Inscription au registre national des délinquants sexuels : la Cour suprême du Canada déclare que l’art. 490.012 C.cr. et le par. 490.013(2.1) C.cr. sont inconstitutionnels 

R. c. Ndhlovu, 2022 CSC 38

[3] L’article 490.012 du Code criminel exige […] l’inscription de tous les délinquants reconnus coupables de l’une des 27 différentes infractions sexuelles désignées à l’al. 490.011(1)a).[…] [C]chacun de ces délinquants sexuels doit inscrire ses renseignements personnels au registre national des délinquants sexuels du Canada, quel que soit son risque de récidive. En plus des ordonnances obligatoires prévues par la LERDS, le Parlement a également exigé l’inscription à perpétuité des délinquants qui commettent plus d’une infraction, sans égard à la nature et au moment des infractions et même si elles font partie d’un seul et même événement (par. 490.013(2.1)).

[7] Même lorsqu’il agit dans un but louable, le Parlement doit malgré tout légiférer de façon constitutionnelle et se conformer à la Charte. Il ne l’a pas fait lorsqu’il a adopté l’art. 490.012 et le par. 490.013(2.1). Ces mesures portent atteinte au droit à la liberté garanti par l’art. 7 de la Charte parce que l’inscription au registre a de graves répercussions sur la liberté de circulation et la liberté de faire des choix fondamentaux de personnes qui ne présentent pas un risque accru de récidive au cours de leur vie.
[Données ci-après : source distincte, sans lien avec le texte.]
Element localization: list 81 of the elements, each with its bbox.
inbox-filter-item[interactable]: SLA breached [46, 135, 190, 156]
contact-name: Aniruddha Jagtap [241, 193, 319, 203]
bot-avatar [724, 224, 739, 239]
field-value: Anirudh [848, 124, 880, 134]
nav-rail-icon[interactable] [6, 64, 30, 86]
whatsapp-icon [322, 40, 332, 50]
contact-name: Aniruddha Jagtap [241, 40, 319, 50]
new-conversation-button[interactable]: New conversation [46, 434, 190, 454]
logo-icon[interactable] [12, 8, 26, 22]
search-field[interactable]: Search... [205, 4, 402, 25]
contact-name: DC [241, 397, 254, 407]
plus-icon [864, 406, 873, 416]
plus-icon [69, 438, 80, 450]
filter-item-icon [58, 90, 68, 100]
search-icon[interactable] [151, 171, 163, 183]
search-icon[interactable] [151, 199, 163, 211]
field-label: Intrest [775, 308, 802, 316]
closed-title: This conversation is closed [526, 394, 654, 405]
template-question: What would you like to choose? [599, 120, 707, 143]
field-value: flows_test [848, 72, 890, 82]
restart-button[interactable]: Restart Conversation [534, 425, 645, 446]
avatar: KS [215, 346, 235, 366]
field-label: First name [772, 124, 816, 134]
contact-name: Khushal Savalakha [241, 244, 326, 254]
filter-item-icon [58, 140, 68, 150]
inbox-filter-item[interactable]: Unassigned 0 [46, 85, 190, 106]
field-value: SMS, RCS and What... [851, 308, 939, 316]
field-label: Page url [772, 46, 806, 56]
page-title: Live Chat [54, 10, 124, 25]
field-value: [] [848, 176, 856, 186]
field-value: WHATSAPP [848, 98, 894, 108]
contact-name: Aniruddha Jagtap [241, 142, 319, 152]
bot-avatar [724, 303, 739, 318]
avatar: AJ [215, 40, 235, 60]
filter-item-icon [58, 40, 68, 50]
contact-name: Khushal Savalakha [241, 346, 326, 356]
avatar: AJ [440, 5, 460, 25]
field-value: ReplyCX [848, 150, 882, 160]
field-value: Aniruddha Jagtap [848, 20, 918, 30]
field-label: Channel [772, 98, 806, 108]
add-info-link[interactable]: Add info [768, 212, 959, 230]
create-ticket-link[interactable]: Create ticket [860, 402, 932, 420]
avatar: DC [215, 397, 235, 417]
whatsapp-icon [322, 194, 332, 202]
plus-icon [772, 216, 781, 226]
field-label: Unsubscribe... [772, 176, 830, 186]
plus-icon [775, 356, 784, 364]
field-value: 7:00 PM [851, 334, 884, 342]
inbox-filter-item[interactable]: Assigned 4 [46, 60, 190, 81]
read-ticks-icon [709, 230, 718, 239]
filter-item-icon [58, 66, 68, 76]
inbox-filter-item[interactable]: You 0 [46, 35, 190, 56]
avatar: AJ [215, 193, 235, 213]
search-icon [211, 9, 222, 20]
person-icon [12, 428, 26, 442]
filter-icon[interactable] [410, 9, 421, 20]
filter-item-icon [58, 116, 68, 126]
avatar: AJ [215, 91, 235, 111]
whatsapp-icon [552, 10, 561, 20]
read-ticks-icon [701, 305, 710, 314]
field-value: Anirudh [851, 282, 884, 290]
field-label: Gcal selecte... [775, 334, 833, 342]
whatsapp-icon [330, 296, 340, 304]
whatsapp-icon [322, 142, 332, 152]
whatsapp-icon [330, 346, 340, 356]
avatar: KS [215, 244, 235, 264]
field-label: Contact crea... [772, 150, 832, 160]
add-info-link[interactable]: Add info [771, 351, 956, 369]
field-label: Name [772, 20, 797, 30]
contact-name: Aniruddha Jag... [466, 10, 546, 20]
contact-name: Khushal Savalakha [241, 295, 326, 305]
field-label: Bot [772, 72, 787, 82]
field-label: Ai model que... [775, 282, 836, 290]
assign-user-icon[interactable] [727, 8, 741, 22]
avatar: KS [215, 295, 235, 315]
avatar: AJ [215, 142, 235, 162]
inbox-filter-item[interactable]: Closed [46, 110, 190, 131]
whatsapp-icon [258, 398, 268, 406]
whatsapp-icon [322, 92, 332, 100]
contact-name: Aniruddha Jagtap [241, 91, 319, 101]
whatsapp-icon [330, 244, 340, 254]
[8] Comme l’inscription obligatoire des délinquants qui ne présentent pas un risque accru de récidive n’aide pas la police, elle est incompatible avec le principe de justice fondamentale interdisant la portée excessive. L’inscription obligatoire et l’inscription à perpétuité vont trop loin : il n’y a pas de lien entre, d’une part, l’assujettissement des délinquants sexuels qui ne présentent pas un risque accru de récidive à des obligations de déclaration et, d’autre part, l’objectif du Parlement de recueillir des renseignements visant à aider la police à prévenir les infractions sexuelles et à enquêter sur celles‑ci. L’inscription obligatoire à perpétuité va également trop loin et prive certaines personnes de leurs droits d’une manière qui n’a aucun rapport avec l’objectif du Parlement.

[10]  Les deux dispositions contestées souffrent donc de la même lacune sur le plan constitutionnel. Elles utilisent toutes les deux des critères catégoriques et inflexibles qui ont une trop grande portée et qui ratissent trop large. Dans la mesure où elles exigent l’inscription, parfois à perpétuité, de délinquants qui ne présentent pas de risque accru de récidive, ces dispositions menacent le droit à la liberté de ces délinquants d’une manière qui est trop large et qui viole l’art. 7 de la Charte.

[11] Elles ne sont pas non plus justifiées en vertu de l’article premier, parce qu’elles ne portent pas atteinte de façon minimale à des droits garantis par la Charte et que leurs effets préjudiciables l’emportent sur leurs effets bénéfiques. L’obligation catégorique d’inscrire sans discernement tous les délinquants sexuels désignés et l’obligation d’inscrire à perpétuité les personnes reconnues coupables de plus d’une infraction restreignent la liberté des délinquants qui ne présentent pas de risque accru de récidive sans qu’il ait été démontré que ces mesures améliorent la capacité de la police de prévenir les crimes sexuels et d’enquêter sur ceux‑ci. Bien que la Couronne affirme qu’elle estime nécessaire d’inscrire tous les délinquants pour que le registre soit aussi efficace qu’elle le souhaite, il ne suffit pas qu’elle appelle cette solution de ses vœux pour réussir à s’acquitter du fardeau qui lui incombe non simplement d’expliquer cette atteinte à la liberté, mais de la justifier. Le fait que la Couronne n’a présenté aucun élément de preuve démontrant en quoi ces dispositions aident vraiment la police à prévenir les crimes sexuels ou à enquêter sur ceux‑ci revêt une importance capitale. En fait, les rares informations contenues au dossier vont dans le sens contraire.

[12] Nous sommes d’avis d’accueillir le pourvoi et de déclarer l’art. 490.012 et le par. 490.013(2.1) inopérants en application du par. 52(1) de la Loi constitutionnelle de 1982. Il convient de suspendre pour un an l’exécution de ce jugement déclaratoire en ce qui concerne l’inscription obligatoire, compte tenu des préoccupations relatives à la sécurité publique et des nombreux moyens dont dispose le Parlement pour corriger la portée excessive de cette disposition. Il y a toutefois lieu de prononcer une déclaration d’invalidité d’application immédiate en ce qui concerne l’inscription à perpétuité des délinquants reconnus coupables de plus d’une infraction.